Prioritization of the Aspire Center leads to several funding commitments: $250K from Blue Cross and Blue Shield of Illinois; $10K from Chicago Community Trust; $50K from The Joyce Foundation; $22K through contributions from Austin community stakeholders; $500K from The Pritzker Traubert Foundation; $5.09M from the United Way of Metro Chicago; $10 million from an IL DCEO grant from a capital bill, sponsored by IL State Representative, La Shawn K. Ford.
The Emmet School property zoning is changed from RT-4 to B3-2 by the city’s department of planning and development in December 2021.

● 2022
Brown & Momen, Inc. is selected as the general contractor to build the Aspire Center.
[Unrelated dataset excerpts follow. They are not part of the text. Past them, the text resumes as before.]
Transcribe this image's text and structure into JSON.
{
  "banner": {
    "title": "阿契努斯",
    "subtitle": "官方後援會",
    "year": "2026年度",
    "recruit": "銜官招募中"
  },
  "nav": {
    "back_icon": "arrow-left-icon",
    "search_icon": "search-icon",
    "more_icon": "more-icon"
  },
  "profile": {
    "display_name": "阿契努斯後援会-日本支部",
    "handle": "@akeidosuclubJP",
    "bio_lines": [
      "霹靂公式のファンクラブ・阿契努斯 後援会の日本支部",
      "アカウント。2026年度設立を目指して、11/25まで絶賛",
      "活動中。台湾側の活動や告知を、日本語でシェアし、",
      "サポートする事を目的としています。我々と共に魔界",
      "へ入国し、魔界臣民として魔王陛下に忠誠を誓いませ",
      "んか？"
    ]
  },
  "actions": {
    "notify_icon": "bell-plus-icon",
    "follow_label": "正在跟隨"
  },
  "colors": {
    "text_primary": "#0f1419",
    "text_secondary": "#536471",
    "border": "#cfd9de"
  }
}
○ In May, the Aspire Center for Workforce Innovation is awarded $7.25 million in funding from the City of Chicago’s Department of Planning and Development as part of the Chicago Recovery Plan, a citywide effort to catalyze a sustainable economic recovery from the COVID-19 pandemic. Out of all grantees in round one, Aspire is given the largest funding amount. This support means the Aspire Center has 90% of the funds needed to proceed with construction, which is anticipated to begin as early as October 2022.